In Österreich sterben jährlich hunderttausende Vögel bei Kollisionen an Glasflächen mit freier Durchsicht wie Lärm- und Windschutzwände, Verbindungsgänge, Wintergärten oder Bürohäuser mit Spiegelglasfassade. Es wird vermutet, dass Glasscheiben nach der Lebensraumzerstörung die häufigste von Menschen verschuldete Todesursache bei Vögeln sind. Vögel können durchsichtige Glasflächen nicht erkennen. Sie sehen entweder das Gelände dahinter oder bei Spiegelglas die gespiegelte Umgebung. Bei einem Anprall erleiden sie meistens Schädel-Hirnverletzungen, sterben gleich oder bleiben benommen liegen und werden in diesem Zustand sehr oft von Katzen oder anderen Tieren erbeutet. Die in guter Absicht angebrachten Greifvogelsilhouetten sind leider wirkungslos. Schon Konrad Lorenz hat nachgewiesen, dass sich ein Greifvogel in der für ihn typischen Art und Weise bewegen muss, um von seiner Beute als Feind erkannt zu werden. Aus diesem Grund lösen Vogelaufkleber keine Fluchtreaktion aus. Viele Vögel prallen unmittelbar neben diesen Aufklebern gegen die Glasscheibe.

Bestehende Gefahrenstellen entschärfen

Grundsätzlich sollte bei der Planung neuer Gebäude und Schutzwände unbedingt auf diese Problematik Rücksicht genommen werden. Die Markierung sollte aber auf jeden Fall über die gesamte Fläche verteilt sein! Wissenschaftliche Studien belegen eindrucksvoll, dass für Vögel nur vollflächig markierte Scheiben als Hindernis erkennbar sind. Schon zwei Millimeter breite Streifen in 30 Millimeter Abständen können Vogelanprall verhindern. Auch kontrastreiche Punkt- und Gittermuster haben sich als wirkungsvoll erwiesen. Gut bewährt haben sich Außenjalousien. Ebenfalls außen angebrachte Bänder, Windspiele oder Dekorationen mit Fensterfarben können das Risiko vermindern. Wenn sich diese Strukturen allerdings innen befinden, bleibt außen immer noch die Gefahr der Spiegelung. Ein einfacher Tipp: Verzichten Sie an vogelschlaggefährdeten Stellen auf das häufige Fensterputzen! Schon ein Grauschleier kann unter Umständen das Glas sichtbarer machen. Futterhäuser und Vogelbäder sollten nicht in der Nähe gefährlicher Scheiben angebracht werden. Wenn doch, dann gleich so nah, dass die Vögel bis zum Glas keine hohe Geschwindigkeit mehr erreichen.

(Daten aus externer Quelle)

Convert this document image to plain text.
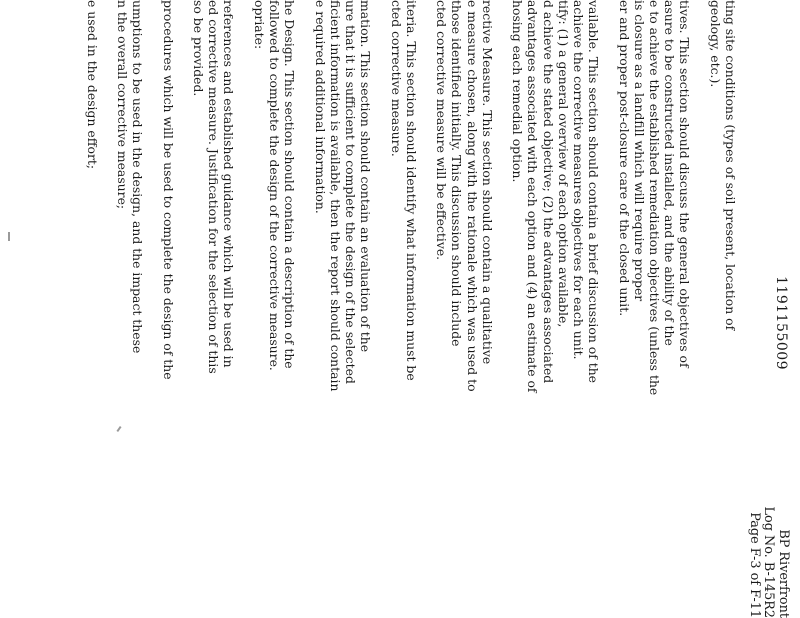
BP Riverfront
Log No. B-145R2
Page F-3 of F-11
1191155009
ting site conditions (types of soil present, location of
geology, etc.).
tives. This section should discuss the general objectives of
asure to be constructed installed, and the ability of the
e to achieve the established remediation objectives (unless the
is closure as a landfill which will require proper
er and proper post-closure care of the closed unit.
vailable. This section should contain a brief discussion of the
achieve the corrective measures objectives for each unit.
tify: (1) a general overview of each option available,
d achieve the stated objective; (2) the advantages associated
advantages associated with each option and (4) an estimate of
hosing each remedial option.
rective Measure. This section should contain a qualitative
e measure chosen, along with the rationale which was used to
those identified initially. This discussion should include
cted corrective measure will be effective.
iteria. This section should identify what information must be
cted corrective measure.
mation. This section should contain an evaluation of the
ure that it is sufficient to complete the design of the selected
ficient information is available, then the report should contain
e required additional information.
he Design. This section should contain a description of the
followed to complete the design of the corrective measure.
opriate:
references and established guidance which will be used in
ed corrective measure. Justification for the selection of this
so be provided.
procedures which will be used to complete the design of the
umptions to be used in the design, and the impact these
n the overall corrective measure;
e used in the design effort;
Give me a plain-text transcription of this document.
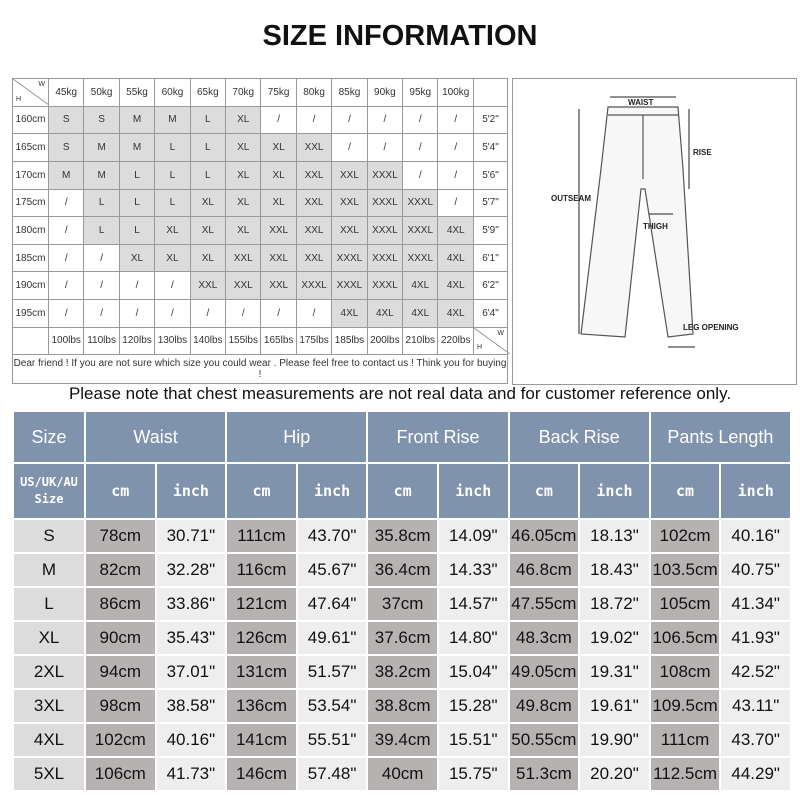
SIZE INFORMATION
H
W	45kg	50kg	55kg	60kg	65kg	70kg	75kg	80kg	85kg	90kg	95kg	100kg	
160cm	S	S	M	M	L	XL	/	/	/	/	/	/	5'2"
165cm	S	M	M	L	L	XL	XL	XXL	/	/	/	/	5'4"
170cm	M	M	L	L	L	XL	XL	XXL	XXL	XXXL	/	/	5'6"
175cm	/	L	L	L	XL	XL	XL	XXL	XXL	XXXL	XXXL	/	5'7"
180cm	/	L	L	XL	XL	XL	XXL	XXL	XXL	XXXL	XXXL	4XL	5'9"
185cm	/	/	XL	XL	XL	XXL	XXL	XXL	XXXL	XXXL	XXXL	4XL	6'1"
190cm	/	/	/	/	XXL	XXL	XXL	XXXL	XXXL	XXXL	4XL	4XL	6'2"
195cm	/	/	/	/	/	/	/	/	4XL	4XL	4XL	4XL	6'4"
	100lbs	110lbs	120lbs	130lbs	140lbs	155lbs	165lbs	175lbs	185lbs	200lbs	210lbs	220lbs	H
W

Dear friend ! If you are not sure which size you could wear . Please feel free to contact us ! Think you for buying !													
WAIST
RISE
OUTSEAM
THIGH
LEG OPENING
Please note that chest measurements are not real data and for customer reference only.
Size	Waist		Hip		Front Rise		Back Rise		Pants Length	

US/UK/AU
Size	cm	inch	cm	inch	cm	inch	cm	inch	cm	inch
S	78cm	30.71"	111cm	43.70"	35.8cm	14.09"	46.05cm	18.13"	102cm	40.16"
M	82cm	32.28"	116cm	45.67"	36.4cm	14.33"	46.8cm	18.43"	103.5cm	40.75"
L	86cm	33.86"	121cm	47.64"	37cm	14.57"	47.55cm	18.72"	105cm	41.34"
XL	90cm	35.43"	126cm	49.61"	37.6cm	14.80"	48.3cm	19.02"	106.5cm	41.93"
2XL	94cm	37.01"	131cm	51.57"	38.2cm	15.04"	49.05cm	19.31"	108cm	42.52"
3XL	98cm	38.58"	136cm	53.54"	38.8cm	15.28"	49.8cm	19.61"	109.5cm	43.11"
4XL	102cm	40.16"	141cm	55.51"	39.4cm	15.51"	50.55cm	19.90"	111cm	43.70"
5XL	106cm	41.73"	146cm	57.48"	40cm	15.75"	51.3cm	20.20"	112.5cm	44.29"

Was tun mit einem Scheibenopfer?


Wenn Sie einen benommenen Vogel finden, geben Sie ihn in eine mit Luftlöchern versehene, geschlossene Schachtel und warten Sie ein bis zwei Stunden. Weder Wasser noch Nahrung zuführen, er könnte daran ersticken. Erholt sich der Vogel von selbst wieder, kann er an einer sicheren Stelle freigelassen werden. Ist das nicht der Fall, muss ein Tierarzt entscheiden, ob und wie zu helfen ist. Verunfallte Greifvögel und Eulen können an die Greifvogel- und Eulenschutzstation OAW des Naturschutzbundes Oberösterreich übergeben werden. Tote Vögel geben Sie bitte im Biologiezentrum Linz ab, so Heidi Kurz vom Naturschutzbund.